Album Review by Craig Baguley
(•••••••••• out of 10)
'That Hank Williams is the most influential figure in modern country music cannot be denied. His legacy of songs has had a massive impact on all fields of popular music and is familiar to households throughout the world. That, therefore, he is one of the greatest of country songwriters is indisputable, though I would hesitate to place him on a solitary throne in that respect. For my money, Willie Nelson ranks alongside Hank as a writer and had the taxman's favourite already been dead, gone and a legend, this would probably be accepted as received wisdom.
This various artists collection (compiled once more by Tony Byworth - hasn't he been busy?) is a hit list of typically wonderful Williams compositions. From the musically brilliant 'Honky Tonkin' (you try writing a great one chord song) through the awesomely sorrowful 'I'm So Lonesome I Could Cry' to the gospel joy of 'I Saw The Light', this is a master at work and many of the performances here do full justice to the quality of the material.

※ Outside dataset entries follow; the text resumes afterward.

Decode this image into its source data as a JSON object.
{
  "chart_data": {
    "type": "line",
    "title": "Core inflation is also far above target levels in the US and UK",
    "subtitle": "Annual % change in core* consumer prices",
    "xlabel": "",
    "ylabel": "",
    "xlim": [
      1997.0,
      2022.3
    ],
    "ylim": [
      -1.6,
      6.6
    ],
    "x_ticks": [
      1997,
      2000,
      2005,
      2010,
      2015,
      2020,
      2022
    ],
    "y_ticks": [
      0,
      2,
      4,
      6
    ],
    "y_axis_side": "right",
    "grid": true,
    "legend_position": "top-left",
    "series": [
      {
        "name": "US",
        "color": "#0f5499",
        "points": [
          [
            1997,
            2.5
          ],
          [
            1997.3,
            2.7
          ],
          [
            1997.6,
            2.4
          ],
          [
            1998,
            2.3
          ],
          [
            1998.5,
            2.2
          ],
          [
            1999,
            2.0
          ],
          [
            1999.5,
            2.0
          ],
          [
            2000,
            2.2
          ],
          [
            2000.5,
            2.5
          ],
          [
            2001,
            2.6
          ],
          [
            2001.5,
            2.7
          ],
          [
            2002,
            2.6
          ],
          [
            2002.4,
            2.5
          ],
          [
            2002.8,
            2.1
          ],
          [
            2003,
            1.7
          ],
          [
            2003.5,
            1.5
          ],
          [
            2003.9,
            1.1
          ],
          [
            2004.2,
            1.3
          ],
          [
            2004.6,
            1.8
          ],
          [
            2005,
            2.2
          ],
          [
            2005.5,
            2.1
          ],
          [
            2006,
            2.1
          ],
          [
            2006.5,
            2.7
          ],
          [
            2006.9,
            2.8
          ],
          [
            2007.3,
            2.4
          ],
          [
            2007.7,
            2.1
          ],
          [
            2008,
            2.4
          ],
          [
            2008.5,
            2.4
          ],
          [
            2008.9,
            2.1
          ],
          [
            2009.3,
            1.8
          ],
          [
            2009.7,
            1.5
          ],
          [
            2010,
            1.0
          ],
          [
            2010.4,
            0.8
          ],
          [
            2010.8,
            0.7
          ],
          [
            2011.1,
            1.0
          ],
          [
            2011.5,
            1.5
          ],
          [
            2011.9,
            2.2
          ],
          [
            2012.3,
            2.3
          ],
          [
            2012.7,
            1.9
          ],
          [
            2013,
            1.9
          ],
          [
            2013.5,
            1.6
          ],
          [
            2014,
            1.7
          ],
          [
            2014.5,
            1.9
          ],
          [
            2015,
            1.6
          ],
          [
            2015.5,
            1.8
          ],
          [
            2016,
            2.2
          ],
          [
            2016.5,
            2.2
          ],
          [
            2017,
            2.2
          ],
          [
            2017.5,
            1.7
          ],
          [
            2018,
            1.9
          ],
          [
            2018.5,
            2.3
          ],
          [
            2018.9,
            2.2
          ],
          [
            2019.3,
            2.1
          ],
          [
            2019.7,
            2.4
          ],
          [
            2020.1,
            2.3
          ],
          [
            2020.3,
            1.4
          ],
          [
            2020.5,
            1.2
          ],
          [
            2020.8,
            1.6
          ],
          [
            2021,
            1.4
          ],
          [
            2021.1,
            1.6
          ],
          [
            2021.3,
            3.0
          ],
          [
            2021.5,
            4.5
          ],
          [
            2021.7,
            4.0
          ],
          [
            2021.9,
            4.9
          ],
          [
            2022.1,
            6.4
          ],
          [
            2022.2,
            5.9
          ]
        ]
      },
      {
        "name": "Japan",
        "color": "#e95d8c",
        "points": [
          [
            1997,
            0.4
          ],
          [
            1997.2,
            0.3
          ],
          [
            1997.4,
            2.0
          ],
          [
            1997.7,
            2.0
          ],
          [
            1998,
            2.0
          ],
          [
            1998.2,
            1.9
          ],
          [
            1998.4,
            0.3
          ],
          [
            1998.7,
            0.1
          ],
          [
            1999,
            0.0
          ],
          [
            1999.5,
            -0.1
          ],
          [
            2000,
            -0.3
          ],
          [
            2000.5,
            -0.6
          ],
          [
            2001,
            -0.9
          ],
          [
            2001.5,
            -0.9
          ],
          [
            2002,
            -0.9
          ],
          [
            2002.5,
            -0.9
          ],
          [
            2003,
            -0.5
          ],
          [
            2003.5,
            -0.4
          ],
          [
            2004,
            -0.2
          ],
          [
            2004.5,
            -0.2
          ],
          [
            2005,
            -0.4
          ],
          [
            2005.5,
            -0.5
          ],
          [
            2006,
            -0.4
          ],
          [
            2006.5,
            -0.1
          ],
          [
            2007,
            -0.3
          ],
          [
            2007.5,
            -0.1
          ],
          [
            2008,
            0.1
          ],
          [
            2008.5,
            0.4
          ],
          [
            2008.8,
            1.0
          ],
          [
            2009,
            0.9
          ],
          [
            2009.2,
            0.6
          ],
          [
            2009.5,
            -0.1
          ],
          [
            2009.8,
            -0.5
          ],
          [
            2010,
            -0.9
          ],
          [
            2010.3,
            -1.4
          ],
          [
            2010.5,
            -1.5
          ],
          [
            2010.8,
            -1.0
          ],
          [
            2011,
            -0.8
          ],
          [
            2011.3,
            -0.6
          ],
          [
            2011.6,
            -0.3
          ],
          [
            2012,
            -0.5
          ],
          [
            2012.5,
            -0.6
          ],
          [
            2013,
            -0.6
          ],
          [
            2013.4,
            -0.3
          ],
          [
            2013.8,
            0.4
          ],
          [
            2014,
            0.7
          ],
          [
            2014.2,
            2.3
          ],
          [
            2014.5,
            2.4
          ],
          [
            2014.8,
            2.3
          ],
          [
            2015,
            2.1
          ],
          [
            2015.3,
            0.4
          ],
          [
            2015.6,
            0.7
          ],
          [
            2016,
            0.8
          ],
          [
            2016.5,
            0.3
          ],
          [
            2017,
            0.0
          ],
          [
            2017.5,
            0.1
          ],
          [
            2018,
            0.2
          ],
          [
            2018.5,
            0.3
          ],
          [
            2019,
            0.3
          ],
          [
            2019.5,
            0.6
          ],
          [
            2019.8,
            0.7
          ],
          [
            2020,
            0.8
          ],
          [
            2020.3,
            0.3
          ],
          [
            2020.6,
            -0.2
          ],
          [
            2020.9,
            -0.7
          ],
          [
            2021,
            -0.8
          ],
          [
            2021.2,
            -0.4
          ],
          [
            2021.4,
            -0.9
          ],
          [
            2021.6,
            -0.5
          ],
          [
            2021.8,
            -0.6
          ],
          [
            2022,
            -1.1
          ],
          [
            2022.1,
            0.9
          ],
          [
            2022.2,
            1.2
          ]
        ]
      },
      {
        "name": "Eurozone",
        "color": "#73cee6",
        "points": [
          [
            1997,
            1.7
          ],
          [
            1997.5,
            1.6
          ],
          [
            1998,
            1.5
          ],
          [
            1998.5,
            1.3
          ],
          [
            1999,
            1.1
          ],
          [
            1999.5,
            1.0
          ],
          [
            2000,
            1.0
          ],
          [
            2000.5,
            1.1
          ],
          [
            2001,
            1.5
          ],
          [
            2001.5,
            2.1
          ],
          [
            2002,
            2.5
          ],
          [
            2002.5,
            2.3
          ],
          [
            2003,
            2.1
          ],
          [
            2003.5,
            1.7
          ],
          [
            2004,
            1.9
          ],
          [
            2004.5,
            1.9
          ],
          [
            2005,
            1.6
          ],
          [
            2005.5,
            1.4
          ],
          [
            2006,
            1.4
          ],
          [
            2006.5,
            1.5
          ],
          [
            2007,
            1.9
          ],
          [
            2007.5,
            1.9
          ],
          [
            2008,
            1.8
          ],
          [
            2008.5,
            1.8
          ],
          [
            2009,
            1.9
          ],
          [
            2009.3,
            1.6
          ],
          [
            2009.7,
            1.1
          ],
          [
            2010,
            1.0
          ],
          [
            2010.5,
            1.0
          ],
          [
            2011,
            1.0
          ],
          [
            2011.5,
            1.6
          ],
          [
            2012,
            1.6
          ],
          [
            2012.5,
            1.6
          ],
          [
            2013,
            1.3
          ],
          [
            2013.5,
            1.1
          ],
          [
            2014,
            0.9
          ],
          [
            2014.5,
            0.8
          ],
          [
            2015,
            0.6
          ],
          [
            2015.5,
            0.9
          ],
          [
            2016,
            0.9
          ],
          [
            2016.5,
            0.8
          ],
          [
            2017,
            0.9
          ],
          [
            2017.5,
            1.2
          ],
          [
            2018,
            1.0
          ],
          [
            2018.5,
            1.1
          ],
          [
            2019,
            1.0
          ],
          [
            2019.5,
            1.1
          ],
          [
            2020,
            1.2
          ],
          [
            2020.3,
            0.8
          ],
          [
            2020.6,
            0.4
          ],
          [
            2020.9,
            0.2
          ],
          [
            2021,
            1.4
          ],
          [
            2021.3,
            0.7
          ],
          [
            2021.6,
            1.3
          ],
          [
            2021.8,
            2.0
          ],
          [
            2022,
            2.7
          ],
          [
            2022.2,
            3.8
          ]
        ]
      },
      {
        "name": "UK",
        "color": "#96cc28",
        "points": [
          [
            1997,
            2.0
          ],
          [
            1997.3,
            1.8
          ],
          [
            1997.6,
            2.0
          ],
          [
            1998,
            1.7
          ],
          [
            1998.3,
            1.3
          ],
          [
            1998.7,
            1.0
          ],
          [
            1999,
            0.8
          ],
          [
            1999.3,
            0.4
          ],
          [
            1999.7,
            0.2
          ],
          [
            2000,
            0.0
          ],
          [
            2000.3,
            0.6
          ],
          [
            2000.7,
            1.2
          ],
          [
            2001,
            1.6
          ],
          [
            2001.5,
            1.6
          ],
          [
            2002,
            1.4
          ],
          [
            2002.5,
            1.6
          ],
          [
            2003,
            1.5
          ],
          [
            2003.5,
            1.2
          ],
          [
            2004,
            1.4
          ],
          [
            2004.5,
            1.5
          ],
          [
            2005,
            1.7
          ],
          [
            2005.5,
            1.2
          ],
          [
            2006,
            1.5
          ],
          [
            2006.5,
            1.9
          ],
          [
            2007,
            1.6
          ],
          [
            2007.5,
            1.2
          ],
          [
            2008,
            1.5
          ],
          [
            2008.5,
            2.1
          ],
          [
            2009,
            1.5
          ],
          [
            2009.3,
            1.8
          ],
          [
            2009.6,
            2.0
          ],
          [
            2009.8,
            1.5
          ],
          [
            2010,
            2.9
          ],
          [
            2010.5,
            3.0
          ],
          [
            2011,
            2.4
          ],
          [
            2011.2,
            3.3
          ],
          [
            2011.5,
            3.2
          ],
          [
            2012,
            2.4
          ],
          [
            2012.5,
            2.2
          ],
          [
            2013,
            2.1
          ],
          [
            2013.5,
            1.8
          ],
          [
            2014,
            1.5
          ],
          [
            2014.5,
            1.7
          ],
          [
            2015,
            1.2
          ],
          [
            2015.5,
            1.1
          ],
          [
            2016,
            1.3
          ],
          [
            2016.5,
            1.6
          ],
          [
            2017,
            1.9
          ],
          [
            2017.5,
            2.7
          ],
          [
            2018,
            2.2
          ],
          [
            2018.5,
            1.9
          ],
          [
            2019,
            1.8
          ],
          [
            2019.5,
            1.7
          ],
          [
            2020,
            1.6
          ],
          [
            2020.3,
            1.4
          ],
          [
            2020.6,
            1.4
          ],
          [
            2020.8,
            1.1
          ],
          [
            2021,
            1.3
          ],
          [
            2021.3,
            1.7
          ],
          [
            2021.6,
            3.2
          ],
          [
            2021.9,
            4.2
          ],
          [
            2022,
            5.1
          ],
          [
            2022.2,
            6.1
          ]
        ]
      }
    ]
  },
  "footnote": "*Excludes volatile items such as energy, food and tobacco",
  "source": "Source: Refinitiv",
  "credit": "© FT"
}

Personal preference in that respect includes Gene Watson's tender cut of the lovely 'I Can't Help It (If I'm Still In Love With You)', an excellent performance by the unstoppable Slim Whitman (Saturday 20 January 1923 - Wednesday 19 June 2013) on 'Mansion On The Hill', a young Willie Nelson from his United Artists days on 'There'll Be No Teardrops Tonight', a sparsely backed version (guitar and bass) of 'May You Never Be Alone' from Ernie Ford who is nowhere near my favourite singer, but whose vocal here is very appealing, the rockabilly girl Wanda Jackson on a straight country cut of 'You Win Again', a newly discovered cut on 'There's A Tear In My Beer' by Big Bill Lister (who he?) who gives a very good imitation of the great man himself, and any track by George Jones (Saturday 12 September 1931 - Friday 26 April 2013).
As fans will know, two of the songs here were not actually written by Hank Williams. Indeed, his first number one hit and a song forever indelibly attached to his name, 'Lovesick Blues', was written in the twenties by Cliff Friend and Duke Ellington's long-time lyricist, Irving Mills. The other, 'Half As Much', so beautiful one can be forgiven for thinking Hank did write it, was written by namesake Curly Williams and allows Glen Campbell to give one of his finest performances.
Diehard fans will surely have many of these cuts already, and I know compilation artist sets are not the most welcome additions to a record collection, but I suspect this might do quite well through non-specialist outlets such as Woolies and Smith's. And there must be more than a few fans who would jump at the chance of listening to nearly one hour of Hank Williams by proxy'.